A total of 107 states have signed the Convention on Cluster Munitions (CCM), adopting its ban in May 2008. The convention prohibits “all use, stockpiling, production and transfer of Cluster Munitions." According to the CCM, the agreement also includes articles which address victim assistance, the clearance of contaminated areas and the elimination of stockpiles.

On Aug. 1, the agreement became binding in international law. However, countries such as the United States, Russia, China, Israel, India and Pakistan did not sign it. Both Iraq and Afghanistan, where wars are currently taking place, are signatories to the ban but have not yet ratified it.

After the Sunday Angelus at Castel Gandolfo, the Holy Father welcomed the news, saying that his first thought goes to “the numerous victims who have suffered and continue to suffer serious physical and moral injuries, even loss of life, from these insidious explosives.”
 
"With the entry into force of the new Convention, to which I exhort all states to comply, the international community has demonstrated wisdom, foresight and the capacity to pursue a meaningful result in the field of disarmament and international human rights.

He concluded by saying that it is his "hope and encouragement" that States continue to work in this way "with ever greater vigor, for the defense of dignity and human life, for the promotion of integral human development, for the establishment of a peaceful international order and for the realization of the common good of all people and all nations."

In an accompanying Sunday statement, the Vatican highlighted its commitment to the process which led to the convention.

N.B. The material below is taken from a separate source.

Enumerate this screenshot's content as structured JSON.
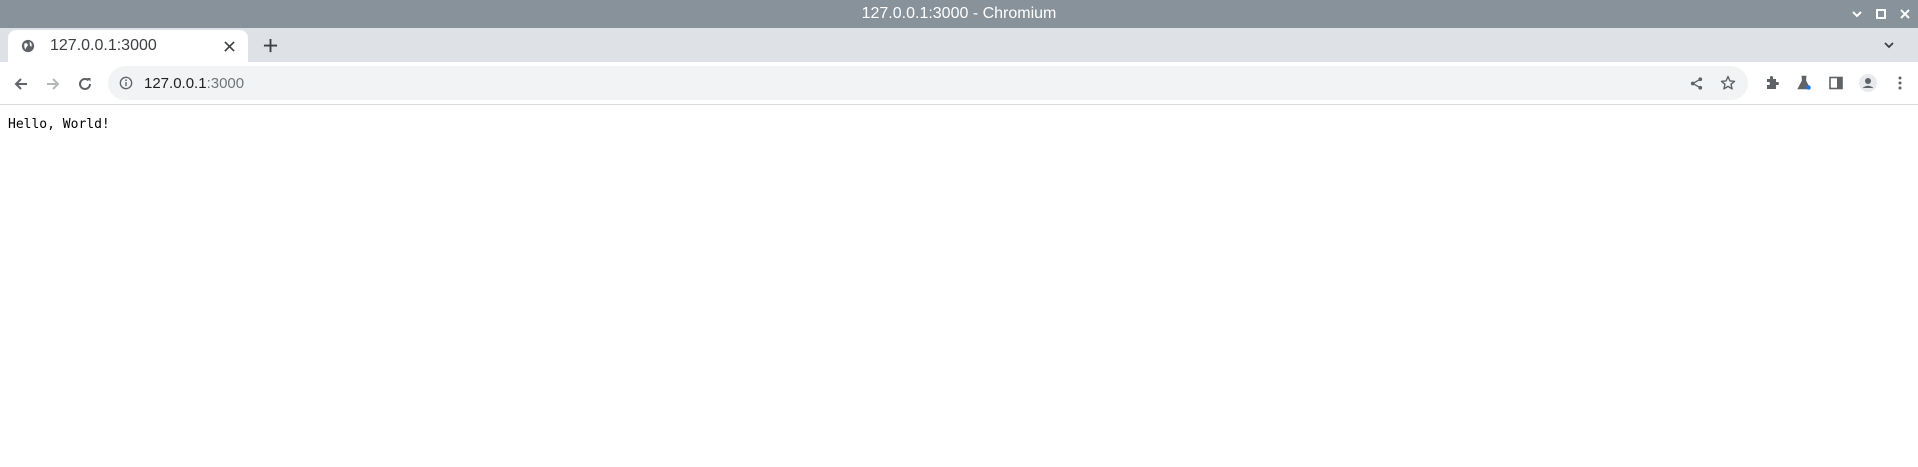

It reported the Holy See’s close participation with the other states and said the Holy See was one of the first state to call for a moratorium on the munitions and to ratify the document that entered into force on Sunday.

The Vatican is highly committed to the cause, reads the statement, "in the conviction that the logic of peace is stronger than the logic of war, which in every case must have as an insurmountable limit the protection and preservation of the civil population, and particularly the most vulnerable people."

The first meeting of the parties involved in the convention's ratification will meet this Nov. 8-12 in Vientiane, Laos.